EPI: Con su orquesta, en una presentación que hizo hace algunos años. (Foto: DPA)

Juan Carlos Cedrón, conocido como Tata Cedrón, nació en Buenos Aires y pertenece a una familia de artistas que integró cineastas, artistas plásticos y actores. A los 14 años comenzó a tocar la guitarra: pasaba por el folklore, el tango hasta la música clásica. Después del servicio militar (que entonces era obligatorio), empezó a componer algunas canciones y melodías con poca suerte.

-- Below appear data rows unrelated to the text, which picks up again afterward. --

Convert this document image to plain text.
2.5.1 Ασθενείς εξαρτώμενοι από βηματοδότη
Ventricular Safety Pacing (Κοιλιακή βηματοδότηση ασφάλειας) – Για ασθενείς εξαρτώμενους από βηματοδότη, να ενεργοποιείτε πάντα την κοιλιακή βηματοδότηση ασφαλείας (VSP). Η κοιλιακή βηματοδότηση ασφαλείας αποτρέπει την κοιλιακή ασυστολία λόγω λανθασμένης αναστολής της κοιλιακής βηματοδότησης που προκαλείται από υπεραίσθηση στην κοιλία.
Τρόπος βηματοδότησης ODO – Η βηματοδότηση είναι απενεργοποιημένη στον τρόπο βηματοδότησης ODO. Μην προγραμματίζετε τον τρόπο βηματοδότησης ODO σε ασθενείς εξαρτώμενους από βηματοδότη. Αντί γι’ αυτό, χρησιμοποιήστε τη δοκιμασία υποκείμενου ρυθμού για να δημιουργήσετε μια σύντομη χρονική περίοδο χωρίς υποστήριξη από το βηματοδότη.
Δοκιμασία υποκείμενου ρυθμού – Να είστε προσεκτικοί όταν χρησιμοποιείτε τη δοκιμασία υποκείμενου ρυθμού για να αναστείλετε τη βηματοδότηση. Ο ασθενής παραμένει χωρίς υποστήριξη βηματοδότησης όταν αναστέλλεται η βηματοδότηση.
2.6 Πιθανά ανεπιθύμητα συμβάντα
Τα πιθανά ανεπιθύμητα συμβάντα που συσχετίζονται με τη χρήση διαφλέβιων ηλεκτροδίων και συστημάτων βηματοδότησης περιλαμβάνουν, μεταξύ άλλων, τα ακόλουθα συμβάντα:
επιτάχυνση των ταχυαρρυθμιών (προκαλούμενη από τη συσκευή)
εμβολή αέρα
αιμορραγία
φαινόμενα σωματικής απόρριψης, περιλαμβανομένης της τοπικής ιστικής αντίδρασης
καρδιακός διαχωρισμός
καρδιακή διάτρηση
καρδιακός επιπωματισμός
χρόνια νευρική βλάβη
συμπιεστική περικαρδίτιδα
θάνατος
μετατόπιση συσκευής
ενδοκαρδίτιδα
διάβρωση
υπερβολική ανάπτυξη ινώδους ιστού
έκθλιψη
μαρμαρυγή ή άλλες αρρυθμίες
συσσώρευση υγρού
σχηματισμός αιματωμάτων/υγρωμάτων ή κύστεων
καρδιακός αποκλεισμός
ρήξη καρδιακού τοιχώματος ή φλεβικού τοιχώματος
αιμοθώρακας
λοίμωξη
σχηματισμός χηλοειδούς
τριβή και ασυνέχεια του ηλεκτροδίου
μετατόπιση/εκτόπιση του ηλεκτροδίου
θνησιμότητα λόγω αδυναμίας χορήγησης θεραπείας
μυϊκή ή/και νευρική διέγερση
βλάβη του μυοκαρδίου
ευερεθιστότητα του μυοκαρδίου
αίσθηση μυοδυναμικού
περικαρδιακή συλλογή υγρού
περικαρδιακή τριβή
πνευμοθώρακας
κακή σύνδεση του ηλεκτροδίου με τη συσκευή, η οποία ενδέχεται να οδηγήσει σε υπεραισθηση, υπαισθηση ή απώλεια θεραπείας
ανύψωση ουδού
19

Más tarde, se encontró con Julio Huasi; siguió con González Tuñón; y luego con Juan Gelman.
En 1964 el Tata formó su cuarteto y también fundó el café concert Gotán, el reducto tanguero favorito de la década del 60, precisamente la época de oro del género, con muchos lugares donde tocar y cantar: “Había un movimiento muy grande del tango y el folklore hasta que llegó la televisión y las orquestas desaparecieron”.
Con la llegada del grupo parapolicial Triple A y sus amenazas de muerte el músico abandonó el país en 1972 y se radicó en Francia, donde permaneció nada menos que treinta años.

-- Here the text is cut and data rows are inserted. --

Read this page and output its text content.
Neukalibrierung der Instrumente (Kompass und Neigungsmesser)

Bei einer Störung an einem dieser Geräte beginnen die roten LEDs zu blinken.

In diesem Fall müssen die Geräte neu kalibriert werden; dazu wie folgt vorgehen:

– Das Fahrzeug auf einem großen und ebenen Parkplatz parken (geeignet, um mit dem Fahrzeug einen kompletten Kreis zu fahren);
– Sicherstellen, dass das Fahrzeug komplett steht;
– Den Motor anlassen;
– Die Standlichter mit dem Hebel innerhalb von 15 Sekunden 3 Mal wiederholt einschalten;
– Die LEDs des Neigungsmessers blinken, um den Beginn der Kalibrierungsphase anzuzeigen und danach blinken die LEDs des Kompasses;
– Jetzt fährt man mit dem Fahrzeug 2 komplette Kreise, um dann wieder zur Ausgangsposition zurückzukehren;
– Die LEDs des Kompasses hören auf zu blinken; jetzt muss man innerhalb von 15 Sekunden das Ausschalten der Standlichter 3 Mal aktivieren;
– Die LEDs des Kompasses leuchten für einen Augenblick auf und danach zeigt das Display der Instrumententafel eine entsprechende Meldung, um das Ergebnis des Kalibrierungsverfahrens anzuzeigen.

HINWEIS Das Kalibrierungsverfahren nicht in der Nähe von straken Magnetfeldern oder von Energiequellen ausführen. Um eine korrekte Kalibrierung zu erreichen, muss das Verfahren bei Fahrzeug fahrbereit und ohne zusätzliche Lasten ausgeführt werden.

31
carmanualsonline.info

Allí, el Tata Cedrón continuó con su carrera musical inabarcable, que mezcla el tango y el folklore junto con un profundo amor por la poesía. En su repertorio ha recorrido el cancionero popular de Atahulpa Yupanqui y Antonio Tormo, Ramón Ayala, Jaime Torres y Buenaventura Luna. Pero además se dedicó a musicalizar las obras de sus poetas favoritos: Julio Cortázar, Raúl González Tuñón, Oliverio Girondo, Enrique Molina, Dylan Thomas, Juan L. Ortiz, Paco Urondo, César Vallejo, García Lorca e incluso algunos inéditos de Homero Manzi.